Tao stirs in the straw, his glassy eyes only visible in Ruh’s nocturnal sight. He does not bleed, but there is illness in him, a living snake. Ruh huffs at him and continues to pace. Tao watches.

It is taking far too long. Ruh will go, he will—

“I’m sorry,” whispers Tao. Ruh knows these words—Dar has said them often enough, in this very tone, that Ruh recognizes each through sound alone. There is gratitude, and shame, and the boy is afraid. Ruh knows a few of these emotions, although the last he has little but scorn for, finding it useless. And yet.

The men outside are shouting.

Ruh flicks his tail impatiently. Then he goes to Tao and heaves a loud breath. The message is clear: there is no happiness, but he will stay. Tao’s fingers touch his flank, so gently that Ruh finds himself irrationally cautious of them, and then slip away. Soft murmurs, indecipherable to Ruh but familiar from so long journeying together, fill the small tent and their time. Man noises annoy Ruh, but he does not have to listen and they seem to calm Tao.

When Dar finally comes, breath rattling in his chest and worry hard in his jaw, Ruh stands once more and slinks across toward the exit. I will not hide again, he says, yellow eyes boring into Dar’s.

Sometimes Dar talks with his face, not his words. He does this now.

Protect what is yours. Ruh can taste the death in the air; he knows his dinner is waiting beyond and is impatient to get there. He snarls in his throat. You do not mark him well enough.

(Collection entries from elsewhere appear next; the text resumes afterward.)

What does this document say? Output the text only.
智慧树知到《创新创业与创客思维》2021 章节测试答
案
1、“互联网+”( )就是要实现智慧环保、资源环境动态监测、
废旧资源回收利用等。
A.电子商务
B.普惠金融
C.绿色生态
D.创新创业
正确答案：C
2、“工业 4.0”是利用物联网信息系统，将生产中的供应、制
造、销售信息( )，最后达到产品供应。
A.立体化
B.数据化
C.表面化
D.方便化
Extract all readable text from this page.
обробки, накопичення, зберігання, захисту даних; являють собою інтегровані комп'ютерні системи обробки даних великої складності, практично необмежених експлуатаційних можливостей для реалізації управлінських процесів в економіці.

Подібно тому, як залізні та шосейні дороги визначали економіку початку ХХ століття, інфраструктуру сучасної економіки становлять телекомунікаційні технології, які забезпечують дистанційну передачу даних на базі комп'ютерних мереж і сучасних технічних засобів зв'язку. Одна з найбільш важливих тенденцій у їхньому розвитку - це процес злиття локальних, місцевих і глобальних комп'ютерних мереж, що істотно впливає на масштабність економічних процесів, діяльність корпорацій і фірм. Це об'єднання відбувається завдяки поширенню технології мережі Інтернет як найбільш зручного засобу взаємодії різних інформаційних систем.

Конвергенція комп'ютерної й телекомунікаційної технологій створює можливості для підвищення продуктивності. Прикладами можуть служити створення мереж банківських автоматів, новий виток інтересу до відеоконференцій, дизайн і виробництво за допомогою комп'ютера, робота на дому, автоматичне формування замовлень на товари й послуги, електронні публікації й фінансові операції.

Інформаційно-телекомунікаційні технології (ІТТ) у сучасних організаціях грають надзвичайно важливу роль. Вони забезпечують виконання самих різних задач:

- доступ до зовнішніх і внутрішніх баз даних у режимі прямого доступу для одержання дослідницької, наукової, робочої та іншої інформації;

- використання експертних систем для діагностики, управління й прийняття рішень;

“And how would I do that?” Dar asks softly, crouching next to Tao. Tao smiles hazily at him. Ruh cocks his head, eyes half-mast.

With your eyes. With your claws and teeth. Roll him in your scent and when they take him, take back their masks, their leg, their eyes, four fold.

He says this because he knows. And Dar, who nods without ever taking his gaze off of the human in his arms, knows, too. Ruh waits until Tao is speaking in slurs again before he vanishes into the dark, mind already at his next meal.